It's that time of year again - the days are getting warmer and longer, the flowers are blooming, the pollen is invading our bodies like a hostile enemy force...
Ashley has already written a couple of posts about how to battle this enemy (how to beat hay fever in Japan; allergies in japan - how to deal), packed with useful terminology and treatment techniques, but today I'm going to share a method for gathering some intelligence on (pollen) enemy movements and positions.
Our main tool in this conflict is a useful website I actually came across in another one of Ashley's earlier posts, how to find out how fast your laundry will dry: tenki.jp. Think of it as our special spy satellite in the battle against... Whew, this war metaphor is growing a little cumbersome - time to shed that and get down to brass tacks.

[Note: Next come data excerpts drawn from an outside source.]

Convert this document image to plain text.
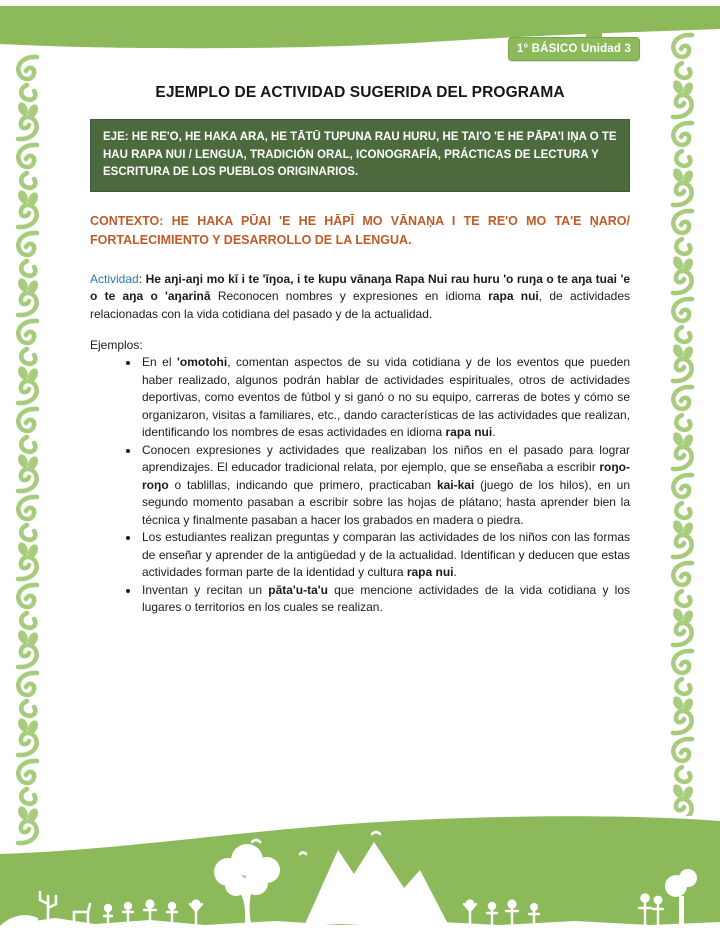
1° BÁSICO Unidad 3
EJEMPLO DE ACTIVIDAD SUGERIDA DEL PROGRAMA
EJE: HE RE'O, HE HAKA ARA, HE TĀTŪ TUPUNA RAU HURU, HE TAI'O 'E HE PĀPA'I IŅA O TE HAU RAPA NUI / LENGUA, TRADICIÓN ORAL, ICONOGRAFÍA, PRÁCTICAS DE LECTURA Y ESCRITURA DE LOS PUEBLOS ORIGINARIOS.
CONTEXTO: HE HAKA PŪAI 'E HE HĀPĪ MO VĀNAŅA I TE RE'O MO TA'E ŅARO/ FORTALECIMIENTO Y DESARROLLO DE LA LENGUA.

Actividad: He aŋi-aŋi mo kī i te 'īŋoa, i te kupu vānaŋa Rapa Nui rau huru 'o ruŋa o te aŋa tuai 'e o te aŋa o 'aŋarinā Reconocen nombres y expresiones en idioma rapa nui, de actividades relacionadas con la vida cotidiana del pasado y de la actualidad.

Ejemplos:
• En el 'omotohi, comentan aspectos de su vida cotidiana y de los eventos que pueden haber realizado, algunos podrán hablar de actividades espirituales, otros de actividades deportivas, como eventos de fútbol y si ganó o no su equipo, carreras de botes y cómo se organizaron, visitas a familiares, etc., dando características de las actividades que realizan, identificando los nombres de esas actividades en idioma rapa nui.
• Conocen expresiones y actividades que realizaban los niños en el pasado para lograr aprendizajes. El educador tradicional relata, por ejemplo, que se enseñaba a escribir roŋo-roŋo o tablillas, indicando que primero, practicaban kai-kai (juego de los hilos), en un segundo momento pasaban a escribir sobre las hojas de plátano; hasta aprender bien la técnica y finalmente pasaban a hacer los grabados en madera o piedra.
• Los estudiantes realizan preguntas y comparan las actividades de los niños con las formas de enseñar y aprender de la antigüedad y de la actualidad. Identifican y deducen que estas actividades forman parte de la identidad y cultura rapa nui.
• Inventan y recitan un pāta'u-ta'u que mencione actividades de la vida cotidiana y los lugares o territorios en los cuales se realizan.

Here's our starting point, tenki.jp. Don't get distracted by all the links or that big ad (Ooo, 83%!). If your Japanese skills are non-existent to minimal, don't worry - I'm gonna walk you through this.
First, click on 花粉 (pollen) in the second row of links right below the main logo. You can see it below circled in red.
Click on our friend circled in red to go to the main pollen report.
If all goes well, you'll see something like the page below. Here we have a list of all the prefectures in Japan, along with their overall pollen status, from red to blue indicating different levels of severity (red being the worst). As of this writing, looks like we're right in the midst of a big pollen dump.
To find your prefecture, you'll want to look next to your region. The standard ordering is geographically from north to south, with Hokkaido (北海度) at the top and Kyushu (九州) at the bottom. Okinawa doesn't appear to be listed.
For example, I live in Hyogo (兵庫), which is in the Kinki region (近畿). You can see Hyogo circled in blue:
Someone ordered a code red...
If you don't know the kanji for your prefecture, you can have a look at Wikipedia for a list of prefectures in English. Click on yours and you'll be able to see the kanji in that prefecture's entry.
Voila! A turban-wearing pollen guru appears to share his wisdom.
And finally we're presented with a week-long outlook for our local pollen levels. The first entry April 7, circled in blue. You should be able to figure out the dates (month = 月 and day = 日).
This scale is pretty easy to understand, with pollen levels ranging from zero pollen granules, indicating no pollen in the air, to 4 nefarious pollen granules, meaning you'd better read some of Ashley's advice on dealing.
And there you have it. Personally I check this site every couple of days during this pollen season to see when my misery will abate, but you can also use it if you plan on traveling and want to know if you're going into a high or low pollen area.